Asimetrik-Siber Savaş’ın başarısı için, arkasında güçlü bir Silahlı Kuvvetler gerekiyor. ABD, bu alanda da güç kaybediyor. Halen dünyanın en güçlü ordusu ABD. Rusya Silahlı Kuvvetleri’nin gücüyle, ÇHC Silahlı Kuvvetleri’nin gücünün toplamı ABD’yi geçiyor
Asimetrik-Siber Savaş’ın bütün boyutlarıyla ilk uygulaması, 2007’den sonra Ergenekon-Balyoz operasyonlarıyla Türkiye’de sahneye kondu. Amaç açıktı; Türk Ordusu’nu itibarsızlaştırmak, yıpratmak, hatta Türk vatanseverlerinin öncü partisi Vatan Partisi’yle (o zamanki adı İşçi Partisi’ydi) birlikte Türk Silahlı Kuvvetleri’ni tasfiye etmek. Ağır bir psikolojik saldırı altında Asimetrik ve Siber Savaş’ın piyonlara yaslanan, yalana, hileye, her türlü sahtekarlığa ve zorbalığa dayanan bütün yöntemleri uygulandı.
Daha ilk günden bunun, Amerikan emperyalizminin Türkiye Cumhuriyeti’ni çökertme amaçlı bir saldırısı olduğunu vurguladık. Operasyonlarda görevli ABD Adana ve İstanbul Konsolosluklarıyla, 35 CIA ajanının rollerini ve CIA’nın Emniyet ve TSK içindeki örgütlenmesi olan FETÖ’nün yaptıklarını belgeleriyle açıkladık. Yalan, dolanlarını teşhir ettik, psikolojik saldırılarını püskürttük. Silivri Cezaevi’nin kapısında on binlerle, yüz binlerle protesto eylemleri yaptık. 2014’te Silivri duvarlarını yıktık, çıktık.
FETÖ DAVASI’NDAKİ SAPTAMALAR
Bu olay sadece Silivri’deki yurtseverlerin özgürleşmesi değildi. Türkiye’nin özgürleşmesinin önü açıldı. Türkiye 2013-14’lerden itibaren yeni bir devrim dönemine girdi. Askerimiz, polisimiz ve korucularımız, PKK terör örgütünü hendeklere gömüyor. CIA’nın içimizdeki gizli örgütlenmesi FETÖ’nün kökü kazınıyor. IŞİD’le kararlılıkla mücadele ediliyor. Devletimiz gerek yurt içinde, gerekse bölgede ABD’yle adeta savaş halindedir. İşte bu tarihi dönem FETÖ Davası’na sunulan Genelkurmay Raporu’na da damgasını vurmuştur.

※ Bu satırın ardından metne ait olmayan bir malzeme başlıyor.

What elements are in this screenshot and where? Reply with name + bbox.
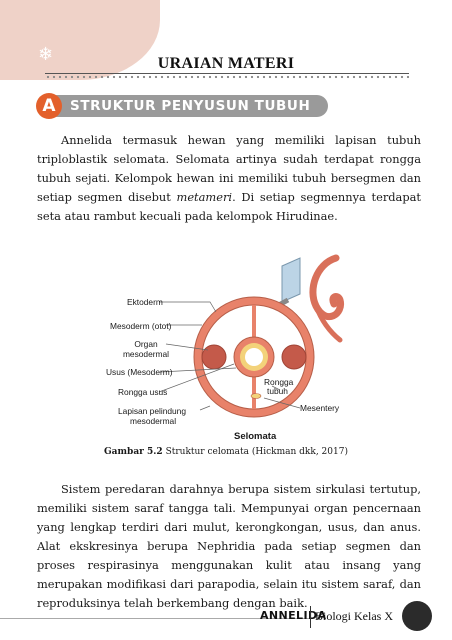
intro-text-part2: . Di setiap segmennya terdapat seta atau rambut kecuali pada kelompok Hirudinae. — [37, 190, 422, 223]
section-title: STRUKTUR PENYUSUN TUBUH — [70, 98, 311, 114]
intro-paragraph — [37, 131, 421, 226]
label-selomata: Selomata — [234, 431, 277, 442]
label-rongga-tubuh-line1: Rongga — [264, 377, 294, 387]
page-header-title: URAIAN MATERI — [157, 55, 295, 72]
intro-text-part1: Annelida termasuk hewan yang memiliki lapisan tubuh triploblastik selomata. Selomata artinya sudah terdapat rongga tubuh sejati. Kelompok hewan ini memiliki tubuh bersegmen dan setiap segmen disebut — [37, 133, 421, 204]
figure-caption — [0, 447, 452, 457]
header-dotted-divider — [45, 75, 409, 79]
body-paragraph: Sistem peredaran darahnya berupa sistem sirkulasi tertutup, memiliki sistem saraf tangga tali. Mempunyai organ pencernaan yang lengkap terdiri dari mulut, kerongkongan, usus, dan anus. Alat ekskresinya berupa Nephridia pada setiap segmen dan proses respirasinya menggunakan kulit atau insang yang merupakan modifikasi dari parapodia, selain itu sistem saraf, dan reproduksinya telah berkembang dengan baik. — [37, 482, 421, 610]
label-organ-line1: Organ — [134, 339, 158, 349]
left-organ — [202, 345, 226, 369]
ventral-mesentery — [252, 377, 256, 409]
label-usus: Usus (Mesoderm) — [106, 367, 173, 377]
snowflake-icon: ❄ — [38, 44, 54, 65]
footer-brand: ANNELIDA — [260, 609, 327, 622]
footer-circle-decoration — [402, 601, 432, 631]
footer-subtitle: Biologi Kelas X — [315, 609, 393, 623]
section-letter-badge: A — [36, 93, 62, 119]
caption-number: Gambar 5.2 — [104, 447, 163, 457]
label-lapisan-line1: Lapisan pelindung — [118, 406, 186, 416]
slice-plane — [282, 258, 300, 302]
label-organ-line2: mesodermal — [122, 349, 170, 359]
right-organ — [282, 345, 306, 369]
intro-text-italic: metameri — [176, 190, 233, 204]
footer-separator — [310, 606, 311, 628]
label-lapisan-line2: mesodermal — [130, 416, 177, 426]
label-ektoderm: Ektoderm — [127, 297, 163, 307]
label-rongga-tubuh-line2: tubuh — [267, 386, 288, 396]
caption-text: Struktur celomata (Hickman dkk, 2017) — [162, 447, 348, 457]
coelom-diagram — [104, 240, 364, 445]
header-divider — [45, 73, 409, 74]
gut-lumen — [245, 348, 263, 366]
section-banner — [36, 93, 328, 119]
mesentery-marker — [251, 394, 261, 399]
label-mesoderm: Mesoderm (otot) — [110, 321, 172, 331]
dorsal-mesentery — [252, 305, 256, 337]
label-mesentery: Mesentery — [300, 403, 340, 413]
label-rongga-usus: Rongga usus — [118, 387, 168, 397]
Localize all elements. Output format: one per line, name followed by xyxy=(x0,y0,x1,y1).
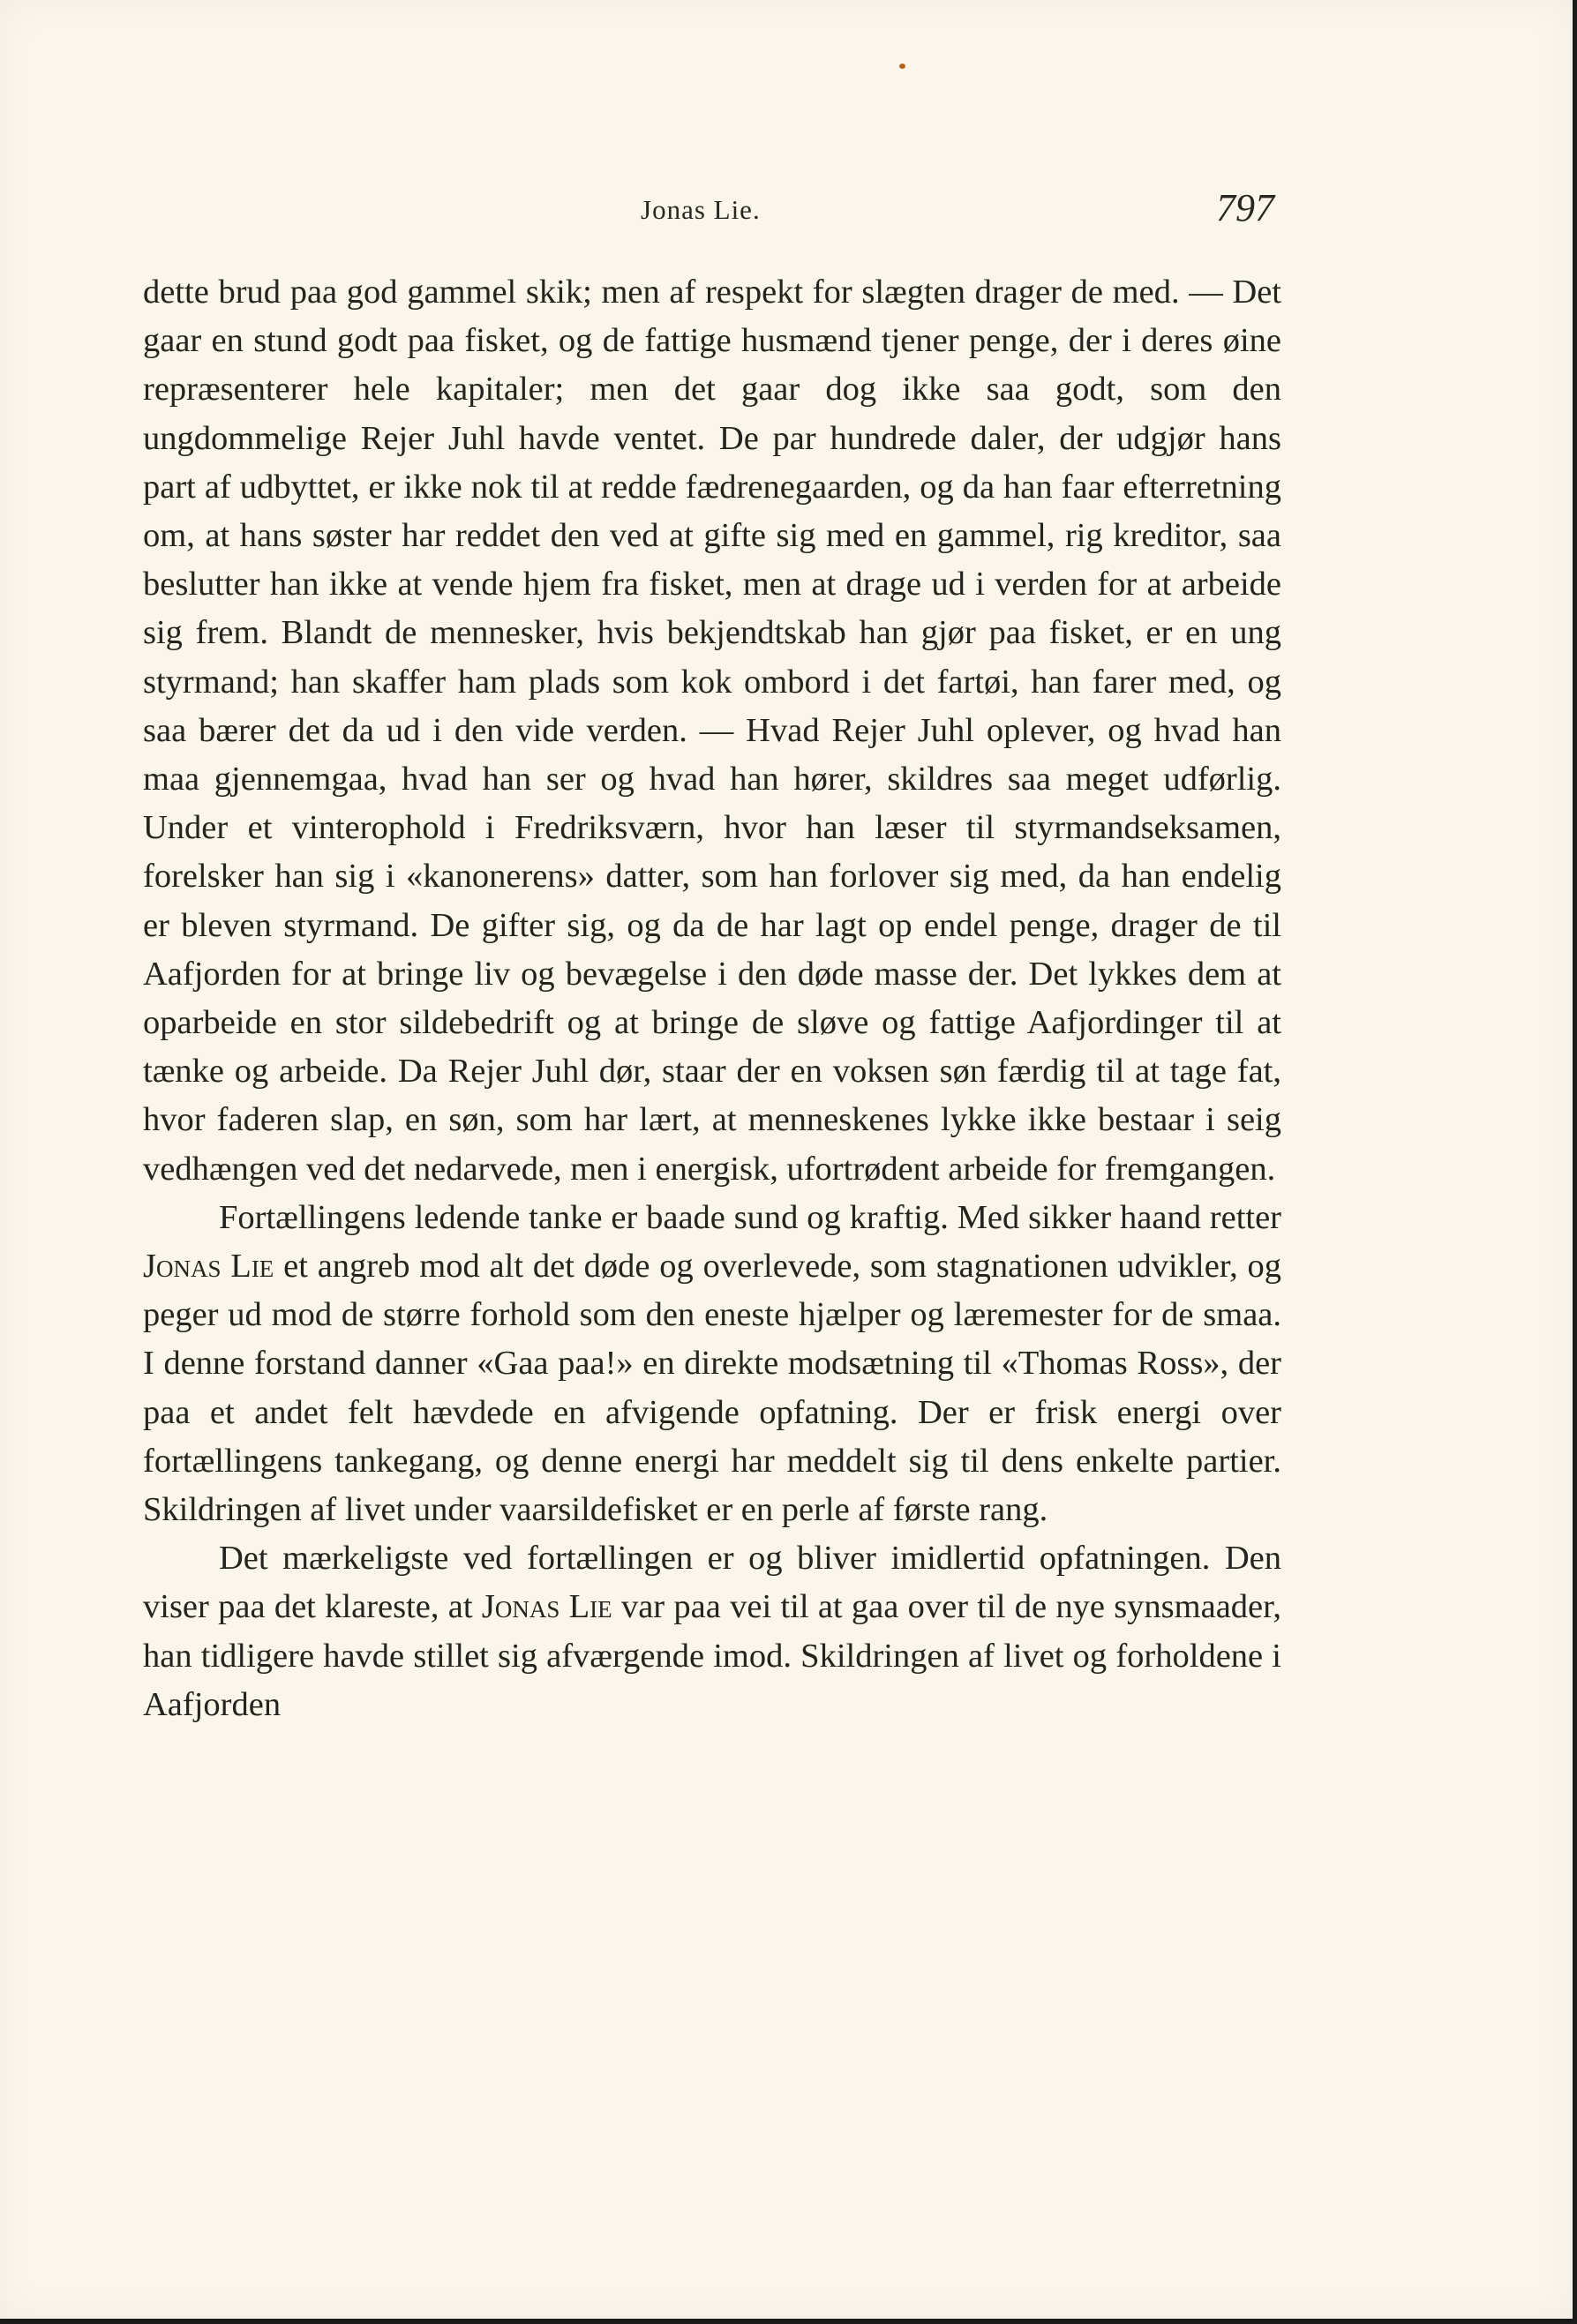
author-name: Jonas Lie xyxy=(481,1588,612,1626)
paragraph-1: dette brud paa god gammel skik; men af respekt for slægten drager de med. — Det gaar en stund godt paa fisket, og de fattige husmænd tjener penge, der i deres øine repræsenterer hele kapitaler; men det gaar dog ikke saa godt, som den ungdommelige Rejer Juhl havde ventet. De par hundrede daler, der udgjør hans part af udbyttet, er ikke nok til at redde fædrenegaarden, og da han faar efterretning om, at hans søster har reddet den ved at gifte sig med en gammel, rig kreditor, saa beslutter han ikke at vende hjem fra fisket, men at drage ud i verden for at arbeide sig frem. Blandt de mennesker, hvis bekjendtskab han gjør paa fisket, er en ung styrmand; han skaffer ham plads som kok ombord i det fartøi, han farer med, og saa bærer det da ud i den vide verden. — Hvad Rejer Juhl oplever, og hvad han maa gjennemgaa, hvad han ser og hvad han hører, skildres saa meget udførlig. Under et vinterophold i Fredriksværn, hvor han læser til styrmandseksamen, forelsker han sig i «kanonerens» datter, som han forlover sig med, da han endelig er bleven styrmand. De gifter sig, og da de har lagt op endel penge, drager de til Aafjorden for at bringe liv og bevægelse i den døde masse der. Det lykkes dem at oparbeide en stor sildebedrift og at bringe de sløve og fattige Aafjordinger til at tænke og arbeide. Da Rejer Juhl dør, staar der en voksen søn færdig til at tage fat, hvor faderen slap, en søn, som har lært, at menneskenes lykke ikke bestaar i seig vedhængen ved det nedarvede, men i energisk, ufortrødent arbeide for fremgangen. xyxy=(143,274,1281,1188)
paragraph-2 xyxy=(143,1194,1281,1534)
paragraph-2-part-b: et angreb mod alt det døde og overlevede, som stagnationen udvikler, og peger ud mod de større forhold som den eneste hjælper og læremester for de smaa. I denne forstand danner «Gaa paa!» en direkte modsætning til «Thomas Ross», der paa et andet felt hævdede en afvigende opfatning. Der er frisk energi over fortællingens tankegang, og denne energi har meddelt sig til dens enkelte partier. Skildringen af livet under vaarsildefisket er en perle af første rang. xyxy=(143,1248,1282,1529)
running-head xyxy=(0,185,1573,238)
paragraph-2-part-a: Fortællingens ledende tanke er baade sund og kraftig. Med sikker haand retter xyxy=(219,1198,1281,1236)
body-text xyxy=(143,268,1281,1729)
page-number: 797 xyxy=(1216,186,1274,229)
paragraph-3 xyxy=(143,1534,1281,1729)
paragraph-3-part-a: Det mærkeligste ved fortællingen er og bliver imidlertid opfatningen. Den viser paa det klareste, at xyxy=(143,1540,1281,1626)
running-title: Jonas Lie. xyxy=(641,194,761,225)
author-name: Jonas Lie xyxy=(143,1248,274,1286)
paragraph-3-part-b: var paa vei til at gaa over til de nye synsmaader, han tidligere havde stillet sig afværgende imod. Skildringen af livet og forholdene i Aafjorden xyxy=(143,1588,1282,1723)
ink-speck xyxy=(899,64,905,69)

Rapor’da FETÖ öncelikle yabancı istihbarat örgütleriyle görüşmeler yapan bir “casusluk örgütü” olarak tanımlanmaktadır: “FETÖ, gücünü arkasındaki ülkelerden ve istihbarat desteğinden almaktadır.” “FETÖ yabancı devletler ve istihbarat örgütleriyle doğrudan ilişki içindedir.” (s.27)
FETÖ’ye ikinci suçlama, “Organize terör örgütü” suçlamasıdır. (s.7)

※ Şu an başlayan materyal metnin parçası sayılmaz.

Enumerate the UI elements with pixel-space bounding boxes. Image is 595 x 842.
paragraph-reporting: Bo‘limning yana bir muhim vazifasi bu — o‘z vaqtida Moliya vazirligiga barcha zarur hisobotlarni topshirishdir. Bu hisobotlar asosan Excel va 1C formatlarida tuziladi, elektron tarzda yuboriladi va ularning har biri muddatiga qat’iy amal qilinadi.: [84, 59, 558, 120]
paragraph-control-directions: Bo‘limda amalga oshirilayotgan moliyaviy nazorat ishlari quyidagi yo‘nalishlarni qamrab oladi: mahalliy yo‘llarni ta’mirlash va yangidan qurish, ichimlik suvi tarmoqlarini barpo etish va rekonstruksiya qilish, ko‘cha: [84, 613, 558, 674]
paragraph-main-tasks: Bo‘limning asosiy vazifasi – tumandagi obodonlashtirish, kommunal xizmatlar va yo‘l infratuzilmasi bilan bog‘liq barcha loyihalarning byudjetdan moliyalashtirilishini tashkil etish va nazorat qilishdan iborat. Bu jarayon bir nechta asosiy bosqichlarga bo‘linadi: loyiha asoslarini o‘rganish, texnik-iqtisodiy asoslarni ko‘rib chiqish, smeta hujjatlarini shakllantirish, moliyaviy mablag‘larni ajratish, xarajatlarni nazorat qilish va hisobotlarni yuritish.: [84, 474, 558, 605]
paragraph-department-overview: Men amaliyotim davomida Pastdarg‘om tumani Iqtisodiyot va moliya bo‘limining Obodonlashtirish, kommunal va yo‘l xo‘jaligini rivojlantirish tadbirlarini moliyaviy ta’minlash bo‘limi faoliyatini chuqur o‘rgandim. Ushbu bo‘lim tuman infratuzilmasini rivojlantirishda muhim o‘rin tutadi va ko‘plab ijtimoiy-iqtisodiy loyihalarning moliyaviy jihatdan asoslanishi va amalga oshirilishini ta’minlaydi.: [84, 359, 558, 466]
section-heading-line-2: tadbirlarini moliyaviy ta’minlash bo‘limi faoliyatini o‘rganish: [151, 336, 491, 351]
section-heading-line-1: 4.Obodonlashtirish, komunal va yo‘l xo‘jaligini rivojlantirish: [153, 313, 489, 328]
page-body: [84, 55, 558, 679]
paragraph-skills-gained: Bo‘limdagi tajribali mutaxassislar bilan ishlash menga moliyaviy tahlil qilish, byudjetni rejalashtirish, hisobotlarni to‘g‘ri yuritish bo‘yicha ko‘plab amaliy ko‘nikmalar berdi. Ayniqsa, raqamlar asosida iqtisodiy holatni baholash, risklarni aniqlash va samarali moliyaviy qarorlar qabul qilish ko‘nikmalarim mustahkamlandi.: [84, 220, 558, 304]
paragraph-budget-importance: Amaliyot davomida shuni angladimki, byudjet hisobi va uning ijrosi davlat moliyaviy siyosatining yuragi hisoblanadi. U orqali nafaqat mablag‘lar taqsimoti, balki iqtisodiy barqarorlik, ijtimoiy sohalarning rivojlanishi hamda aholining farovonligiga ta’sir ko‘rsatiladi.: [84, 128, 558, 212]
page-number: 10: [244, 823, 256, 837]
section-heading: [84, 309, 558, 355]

“NATO kadrolarına atanan FETÖ mensubu subaylar, milli ve askeri bilgileri NATO makamlarına servis ettiler.” (s.33, 37)
“Milli menfaatımızın söz konusu olduğu konuların, NATO’nun istediği şekilde gerçekleşmesini sağladılar” , “15 Temmuz Darbesi’nin bastırılmasından sonra, NATO nezdinde Türkiye’yi zor durumda bırakmaya çalışıyorlar.” (s.33)
“Son 5 yılda NATO’ya görevli gidenlerin sayısı sürekli arttı. Bunlardan 15 Temmuz darbesine katılanların oranı oldukça yüksek.” (s.36)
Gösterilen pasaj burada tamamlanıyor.